The International Bar Association recently approved and released the IBA Guidelines on Party Representation in International Arbitration.  The release of these guidelines, which are expected to be widely applied, is an important development in international arbitration, including international procurement and construction disputes. 

The guidelines are intended to create more uniformity in conduct among counsel who otherwise have varying ethical obligations and ensure that all counsel act with integrity and honesty, and avoid any tactic aimed at obstructing the arbitration process. The Guidelines are aimed at preserving the integrity and fairness of the arbitration by leveling the playing field and increasing the transparency and predictability of the proceedings.

The guidelines may be adopted by the parties or used as guidance by the arbitrators and do not to displace any mandatory law or individual counsel ethical obligation imposed by any jurisdiction. Further, the guidelines do not vest arbitral tribunals with powers otherwise reserved to bars or other professional bodies. 

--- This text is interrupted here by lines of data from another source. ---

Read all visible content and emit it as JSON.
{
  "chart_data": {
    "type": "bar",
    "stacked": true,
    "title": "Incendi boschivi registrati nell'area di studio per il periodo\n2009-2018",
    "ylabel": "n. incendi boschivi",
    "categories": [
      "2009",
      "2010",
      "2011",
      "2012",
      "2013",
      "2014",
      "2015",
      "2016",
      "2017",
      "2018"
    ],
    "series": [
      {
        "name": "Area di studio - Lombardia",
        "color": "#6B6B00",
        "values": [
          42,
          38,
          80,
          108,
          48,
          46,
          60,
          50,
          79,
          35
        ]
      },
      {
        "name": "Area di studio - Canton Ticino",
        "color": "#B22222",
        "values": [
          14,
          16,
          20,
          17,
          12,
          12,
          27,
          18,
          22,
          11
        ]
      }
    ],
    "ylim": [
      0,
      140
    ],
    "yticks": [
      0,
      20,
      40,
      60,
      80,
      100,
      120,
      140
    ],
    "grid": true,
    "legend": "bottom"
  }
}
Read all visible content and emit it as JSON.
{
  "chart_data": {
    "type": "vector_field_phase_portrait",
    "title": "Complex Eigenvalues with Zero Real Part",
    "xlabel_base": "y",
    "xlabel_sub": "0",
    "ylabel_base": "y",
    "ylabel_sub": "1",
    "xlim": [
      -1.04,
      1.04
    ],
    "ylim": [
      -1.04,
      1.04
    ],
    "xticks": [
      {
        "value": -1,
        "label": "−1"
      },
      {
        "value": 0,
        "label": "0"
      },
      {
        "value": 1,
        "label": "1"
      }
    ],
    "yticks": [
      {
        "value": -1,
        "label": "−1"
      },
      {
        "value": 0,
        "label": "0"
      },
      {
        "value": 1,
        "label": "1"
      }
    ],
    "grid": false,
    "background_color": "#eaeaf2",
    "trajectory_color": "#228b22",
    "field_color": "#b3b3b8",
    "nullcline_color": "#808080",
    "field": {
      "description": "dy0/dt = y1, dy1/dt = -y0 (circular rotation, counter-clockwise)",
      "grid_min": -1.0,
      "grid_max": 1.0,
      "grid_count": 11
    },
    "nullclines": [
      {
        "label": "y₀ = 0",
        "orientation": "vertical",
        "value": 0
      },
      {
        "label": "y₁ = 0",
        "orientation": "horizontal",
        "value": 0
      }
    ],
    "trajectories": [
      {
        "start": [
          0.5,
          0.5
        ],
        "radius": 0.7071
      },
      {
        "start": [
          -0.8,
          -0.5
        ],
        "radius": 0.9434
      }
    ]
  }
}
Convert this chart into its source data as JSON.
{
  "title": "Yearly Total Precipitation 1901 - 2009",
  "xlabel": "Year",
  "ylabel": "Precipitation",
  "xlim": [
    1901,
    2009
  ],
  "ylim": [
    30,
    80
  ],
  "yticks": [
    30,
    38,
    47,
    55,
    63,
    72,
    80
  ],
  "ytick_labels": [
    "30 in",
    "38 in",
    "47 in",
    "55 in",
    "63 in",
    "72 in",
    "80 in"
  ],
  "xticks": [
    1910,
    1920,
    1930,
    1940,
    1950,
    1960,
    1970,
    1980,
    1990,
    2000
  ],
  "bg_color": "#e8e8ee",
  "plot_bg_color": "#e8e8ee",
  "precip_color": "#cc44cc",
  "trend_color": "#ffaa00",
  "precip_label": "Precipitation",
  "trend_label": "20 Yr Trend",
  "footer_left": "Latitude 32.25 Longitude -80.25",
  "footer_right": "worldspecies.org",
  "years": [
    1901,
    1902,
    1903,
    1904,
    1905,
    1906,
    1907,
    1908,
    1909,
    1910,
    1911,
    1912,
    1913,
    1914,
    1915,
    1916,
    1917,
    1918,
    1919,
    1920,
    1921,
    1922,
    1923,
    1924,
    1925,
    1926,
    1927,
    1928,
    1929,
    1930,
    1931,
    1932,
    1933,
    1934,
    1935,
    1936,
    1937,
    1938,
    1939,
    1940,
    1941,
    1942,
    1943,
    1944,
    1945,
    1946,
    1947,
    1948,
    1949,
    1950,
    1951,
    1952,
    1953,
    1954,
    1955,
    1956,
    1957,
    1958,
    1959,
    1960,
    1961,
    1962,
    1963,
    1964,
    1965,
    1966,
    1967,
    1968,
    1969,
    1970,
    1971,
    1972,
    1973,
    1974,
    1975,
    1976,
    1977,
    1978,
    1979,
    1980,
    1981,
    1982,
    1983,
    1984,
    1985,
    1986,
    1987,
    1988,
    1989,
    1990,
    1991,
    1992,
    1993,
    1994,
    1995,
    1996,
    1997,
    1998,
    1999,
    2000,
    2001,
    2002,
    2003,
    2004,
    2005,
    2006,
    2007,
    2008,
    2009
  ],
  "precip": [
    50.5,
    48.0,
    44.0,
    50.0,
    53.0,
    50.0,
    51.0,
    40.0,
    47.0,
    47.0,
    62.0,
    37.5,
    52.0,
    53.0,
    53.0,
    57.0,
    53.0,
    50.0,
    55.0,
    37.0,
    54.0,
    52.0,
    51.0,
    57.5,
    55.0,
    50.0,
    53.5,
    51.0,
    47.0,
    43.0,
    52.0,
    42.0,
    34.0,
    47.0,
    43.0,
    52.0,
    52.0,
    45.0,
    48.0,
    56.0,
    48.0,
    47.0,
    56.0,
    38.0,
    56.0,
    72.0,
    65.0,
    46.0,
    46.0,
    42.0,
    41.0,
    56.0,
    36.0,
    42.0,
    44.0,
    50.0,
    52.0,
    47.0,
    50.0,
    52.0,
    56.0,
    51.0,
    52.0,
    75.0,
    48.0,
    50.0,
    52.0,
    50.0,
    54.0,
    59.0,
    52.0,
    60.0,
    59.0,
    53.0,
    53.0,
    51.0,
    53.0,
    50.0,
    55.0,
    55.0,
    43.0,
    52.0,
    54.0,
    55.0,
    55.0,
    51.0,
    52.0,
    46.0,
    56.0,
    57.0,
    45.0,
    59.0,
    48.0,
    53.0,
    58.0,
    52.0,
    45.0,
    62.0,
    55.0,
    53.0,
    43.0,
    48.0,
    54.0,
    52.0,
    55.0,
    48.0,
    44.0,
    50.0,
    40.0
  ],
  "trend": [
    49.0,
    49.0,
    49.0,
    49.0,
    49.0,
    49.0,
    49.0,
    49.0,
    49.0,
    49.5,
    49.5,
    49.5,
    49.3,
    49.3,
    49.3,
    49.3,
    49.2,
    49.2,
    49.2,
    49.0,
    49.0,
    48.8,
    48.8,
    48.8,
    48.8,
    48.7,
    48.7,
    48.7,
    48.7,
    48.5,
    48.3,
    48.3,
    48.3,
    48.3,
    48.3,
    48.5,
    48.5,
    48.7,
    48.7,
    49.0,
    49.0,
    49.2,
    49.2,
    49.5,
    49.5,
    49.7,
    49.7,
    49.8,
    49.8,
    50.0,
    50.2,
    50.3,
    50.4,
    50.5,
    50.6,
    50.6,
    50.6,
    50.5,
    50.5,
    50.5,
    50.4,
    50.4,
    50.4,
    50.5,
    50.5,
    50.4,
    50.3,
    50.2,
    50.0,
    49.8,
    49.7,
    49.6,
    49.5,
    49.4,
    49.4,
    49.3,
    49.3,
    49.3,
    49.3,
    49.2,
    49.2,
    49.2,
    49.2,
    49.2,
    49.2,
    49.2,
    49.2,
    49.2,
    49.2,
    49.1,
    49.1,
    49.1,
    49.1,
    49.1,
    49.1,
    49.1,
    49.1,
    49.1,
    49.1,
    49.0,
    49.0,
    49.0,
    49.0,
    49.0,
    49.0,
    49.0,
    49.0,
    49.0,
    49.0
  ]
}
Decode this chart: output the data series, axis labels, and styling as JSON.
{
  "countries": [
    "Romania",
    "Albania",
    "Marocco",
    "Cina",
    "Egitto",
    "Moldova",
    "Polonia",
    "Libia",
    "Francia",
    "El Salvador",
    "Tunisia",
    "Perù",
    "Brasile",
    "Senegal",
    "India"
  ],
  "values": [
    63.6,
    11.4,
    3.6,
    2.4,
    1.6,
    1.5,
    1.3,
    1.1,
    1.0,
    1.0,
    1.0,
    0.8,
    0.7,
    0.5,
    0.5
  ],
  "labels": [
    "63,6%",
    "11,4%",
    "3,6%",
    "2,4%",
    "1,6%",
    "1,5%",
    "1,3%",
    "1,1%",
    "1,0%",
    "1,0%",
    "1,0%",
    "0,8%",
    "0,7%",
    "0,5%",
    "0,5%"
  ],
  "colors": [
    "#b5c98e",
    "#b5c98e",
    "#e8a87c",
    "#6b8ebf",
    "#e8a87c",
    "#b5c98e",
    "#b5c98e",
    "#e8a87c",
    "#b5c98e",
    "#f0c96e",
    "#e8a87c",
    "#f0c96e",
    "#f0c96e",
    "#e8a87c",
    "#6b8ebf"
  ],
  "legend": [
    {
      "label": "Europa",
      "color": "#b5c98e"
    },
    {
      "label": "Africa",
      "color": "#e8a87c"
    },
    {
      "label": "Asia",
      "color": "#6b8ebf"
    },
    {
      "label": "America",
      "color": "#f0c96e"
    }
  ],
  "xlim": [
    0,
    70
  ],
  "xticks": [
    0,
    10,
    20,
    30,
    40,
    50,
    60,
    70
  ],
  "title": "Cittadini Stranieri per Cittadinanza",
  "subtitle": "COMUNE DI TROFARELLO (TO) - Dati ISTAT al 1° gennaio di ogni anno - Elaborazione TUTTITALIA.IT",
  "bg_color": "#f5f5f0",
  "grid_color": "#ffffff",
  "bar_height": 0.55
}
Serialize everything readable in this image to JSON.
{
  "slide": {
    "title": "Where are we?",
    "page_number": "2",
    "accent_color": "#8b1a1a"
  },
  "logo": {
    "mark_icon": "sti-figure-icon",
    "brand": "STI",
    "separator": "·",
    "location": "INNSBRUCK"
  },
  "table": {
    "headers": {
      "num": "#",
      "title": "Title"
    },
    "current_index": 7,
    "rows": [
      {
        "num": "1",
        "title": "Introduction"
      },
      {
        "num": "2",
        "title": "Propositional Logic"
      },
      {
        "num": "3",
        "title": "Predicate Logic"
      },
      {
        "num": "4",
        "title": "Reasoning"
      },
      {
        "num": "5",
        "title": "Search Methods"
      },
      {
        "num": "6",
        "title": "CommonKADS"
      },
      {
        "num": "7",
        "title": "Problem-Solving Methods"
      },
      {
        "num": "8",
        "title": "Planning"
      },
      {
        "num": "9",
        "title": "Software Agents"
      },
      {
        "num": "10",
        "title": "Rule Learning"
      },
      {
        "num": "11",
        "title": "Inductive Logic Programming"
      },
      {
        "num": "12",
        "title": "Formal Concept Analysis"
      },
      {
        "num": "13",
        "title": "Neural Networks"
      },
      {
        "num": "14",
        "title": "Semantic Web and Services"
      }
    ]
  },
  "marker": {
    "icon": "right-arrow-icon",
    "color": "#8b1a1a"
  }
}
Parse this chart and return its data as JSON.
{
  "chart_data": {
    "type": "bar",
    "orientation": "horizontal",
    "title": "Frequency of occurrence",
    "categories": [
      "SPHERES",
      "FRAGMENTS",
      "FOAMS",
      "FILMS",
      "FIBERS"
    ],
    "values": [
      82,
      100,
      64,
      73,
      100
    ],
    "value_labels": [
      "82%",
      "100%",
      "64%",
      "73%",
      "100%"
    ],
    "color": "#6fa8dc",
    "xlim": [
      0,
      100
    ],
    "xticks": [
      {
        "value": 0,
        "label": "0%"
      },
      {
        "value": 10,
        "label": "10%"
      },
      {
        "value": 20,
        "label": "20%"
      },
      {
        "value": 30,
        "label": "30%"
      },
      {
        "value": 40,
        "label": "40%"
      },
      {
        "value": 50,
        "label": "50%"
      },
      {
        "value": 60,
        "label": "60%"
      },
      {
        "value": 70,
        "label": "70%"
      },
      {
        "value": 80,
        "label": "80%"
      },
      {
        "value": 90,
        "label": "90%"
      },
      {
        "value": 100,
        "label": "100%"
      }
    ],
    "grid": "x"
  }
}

The Guidelines are the work product of a widely representative Task Force that was constituted in 2008. The IBA Task Force conducted a survey in 2010, which showed strong support for the development of guidelines for party representation. After two more years of work, the Task Force proposed a draft set of proposed Guidelines, which was submitted to a consultation process amongst arbitration institutions and practitioners. An amended version of the Guidelines was later circulated to all members of the Arbitration Committee for consideration.

The Guidelines address a limited number of questions relevant to the conduct of the arbitration proceedings, including the extent to which it is permissible for counsel to have ex parte contacts with the arbitrators, the duty of candour of counsel in its submissions to the arbitral tribunal and the presentation of witness and expert evidence, the duty of counsel to cooperate in good faith in the process of document production, the role of counsel in preparing witness and expert testimony, as well as the remedies available to the arbitral tribunal in case of misconduct.